Abstract

The DENERHTN trial confirmed the daytime ambulatory systolic blood pressure (dASPB) lowering efficacy of renal denervation (RDN) added to a standardized stepped-care antihypertensive treatment (SSAHT) for resistant hypertension at 6 months. This post-hoc analysis assessed the impact of abdominal aortic calcifications (AAC) on the hemodynamic and renal response to RDN at 6 months. A total of 106 patients with resistant hypertension were randomly assigned to RDN + SSAHT, or the same SSAHT alone (control group).
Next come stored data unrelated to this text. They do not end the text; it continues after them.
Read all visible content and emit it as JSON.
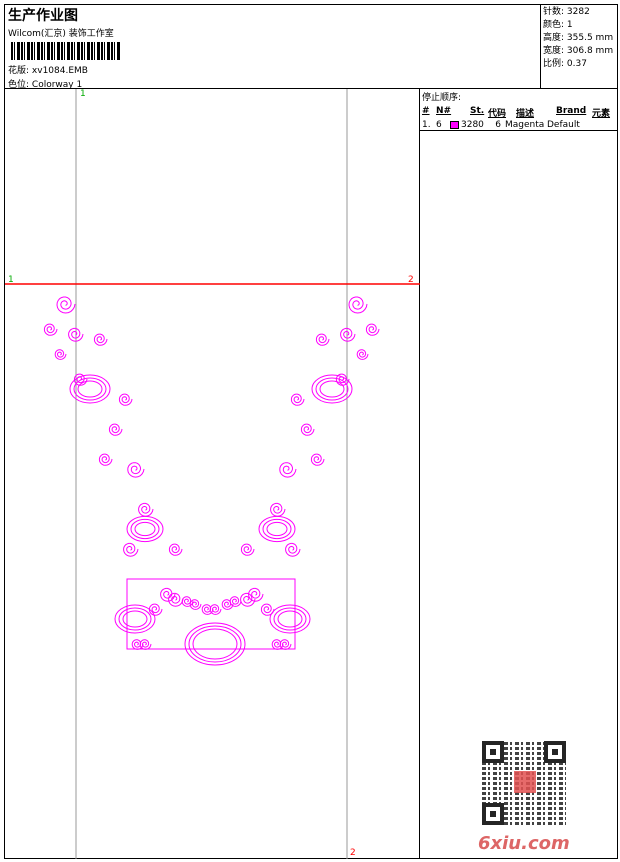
{
  "header": {
    "title": "生产作业图",
    "company": "Wilcom(汇京) 装饰工作室",
    "design_label": "花版:",
    "design_value": "xv1084.EMB",
    "colorway_label": "色位:",
    "colorway_value": "Colorway 1"
  },
  "stats": [
    {
      "label": "针数:",
      "value": "3282"
    },
    {
      "label": "颜色:",
      "value": "1"
    },
    {
      "label": "高度:",
      "value": "355.5 mm"
    },
    {
      "label": "宽度:",
      "value": "306.8 mm"
    },
    {
      "label": "比例:",
      "value": "0.37"
    }
  ],
  "stop_sequence": {
    "title": "停止顺序:",
    "columns": [
      "#",
      "N#",
      "St.",
      "代码",
      "描述",
      "Brand",
      "元素"
    ],
    "rows": [
      {
        "index": "1.",
        "needle": "6",
        "color": "#ff00ff",
        "stitches": "3280",
        "code": "6",
        "description": "Magenta",
        "brand": "Default",
        "elements": ""
      }
    ]
  },
  "guides": {
    "v1": "1",
    "h1": "1",
    "h2": "2",
    "v2": "2"
  },
  "watermark": "6xiu.com",
  "colors": {
    "thread": "#ff00ff",
    "guide_red": "#ff0000",
    "guide_green": "#00aa00"
  }
}
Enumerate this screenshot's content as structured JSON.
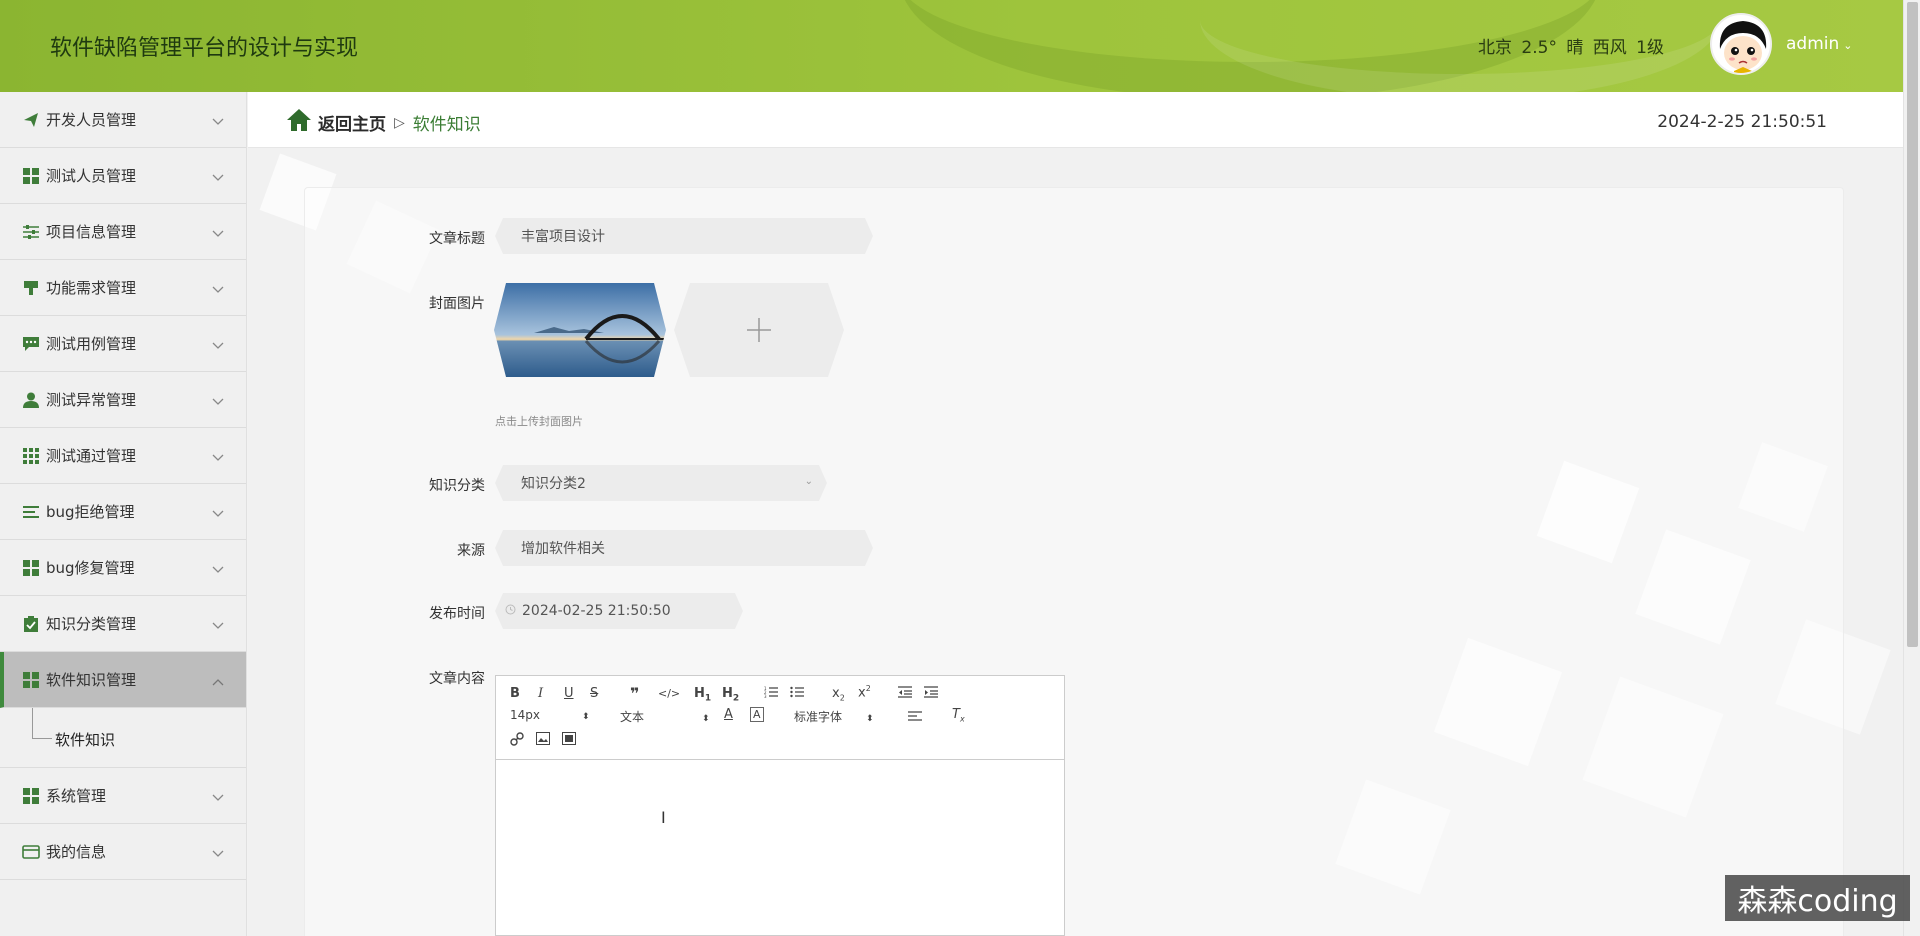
{
  "header": {
    "app_title": "软件缺陷管理平台的设计与实现",
    "weather": "北京  2.5°  晴  西风  1级",
    "username": "admin",
    "colors": {
      "header_bg": "#9ec43c",
      "accent": "#3f8a3d"
    }
  },
  "sidebar": {
    "items": [
      {
        "label": "开发人员管理",
        "icon": "paper-plane-icon"
      },
      {
        "label": "测试人员管理",
        "icon": "grid-icon"
      },
      {
        "label": "项目信息管理",
        "icon": "sliders-icon"
      },
      {
        "label": "功能需求管理",
        "icon": "paint-brush-icon"
      },
      {
        "label": "测试用例管理",
        "icon": "comment-icon"
      },
      {
        "label": "测试异常管理",
        "icon": "user-icon"
      },
      {
        "label": "测试通过管理",
        "icon": "grid-3x3-icon"
      },
      {
        "label": "bug拒绝管理",
        "icon": "list-icon"
      },
      {
        "label": "bug修复管理",
        "icon": "grid-icon"
      },
      {
        "label": "知识分类管理",
        "icon": "clipboard-check-icon"
      },
      {
        "label": "软件知识管理",
        "icon": "grid-icon"
      },
      {
        "label": "系统管理",
        "icon": "grid-icon"
      },
      {
        "label": "我的信息",
        "icon": "card-icon"
      }
    ],
    "active_submenu": "软件知识"
  },
  "breadcrumb": {
    "home": "返回主页",
    "separator": "▷",
    "current": "软件知识"
  },
  "datetime": "2024-2-25 21:50:51",
  "form": {
    "title_label": "文章标题",
    "title_value": "丰富项目设计",
    "cover_label": "封面图片",
    "cover_hint": "点击上传封面图片",
    "category_label": "知识分类",
    "category_value": "知识分类2",
    "source_label": "来源",
    "source_value": "增加软件相关",
    "publish_label": "发布时间",
    "publish_value": "2024-02-25 21:50:50",
    "content_label": "文章内容"
  },
  "editor": {
    "font_size": "14px",
    "text_type": "文本",
    "font_family": "标准字体"
  },
  "watermark": "森森coding"
}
Total AAC volume was measured from the aortic hiatus to the iliac bifurcation, blind to randomization, with semiautomatic software, on the pre-randomization non-contrast abdominal CT-scans of 90 patients and expressed as tertiles. The baseline-adjusted difference in the change in dASBP from baseline to 6 months between the RDN and control groups was −10.1 mmHg ( P = 0.0462) in the lowest tertile of AAC volume and −2.5 mmHg ( P = 0.4987) in the two highest tertiles of AAC volume. Estimated glomerular filtration rate (eGFR) remained stable at 6 months in the patients with the lowest tertile of AAC volume who underwent RDN (+2.5 mL/min/1.73 m 2 ) but decreased in the control group (−8.0 mL/min/1.73 m 2 , P = 0.0148). In the two highest tertiles of AAC volume, eGFR decreased similarly in the RDN and the control groups ( P = 0.2640). RDN plus SSAHT resulted in a larger decrease in dASBP than SSAHT alone in patients with a lower AAC burden than in those with a higher AAC burden. This larger decrease in dASBP was not associated with a decrease in eGFR.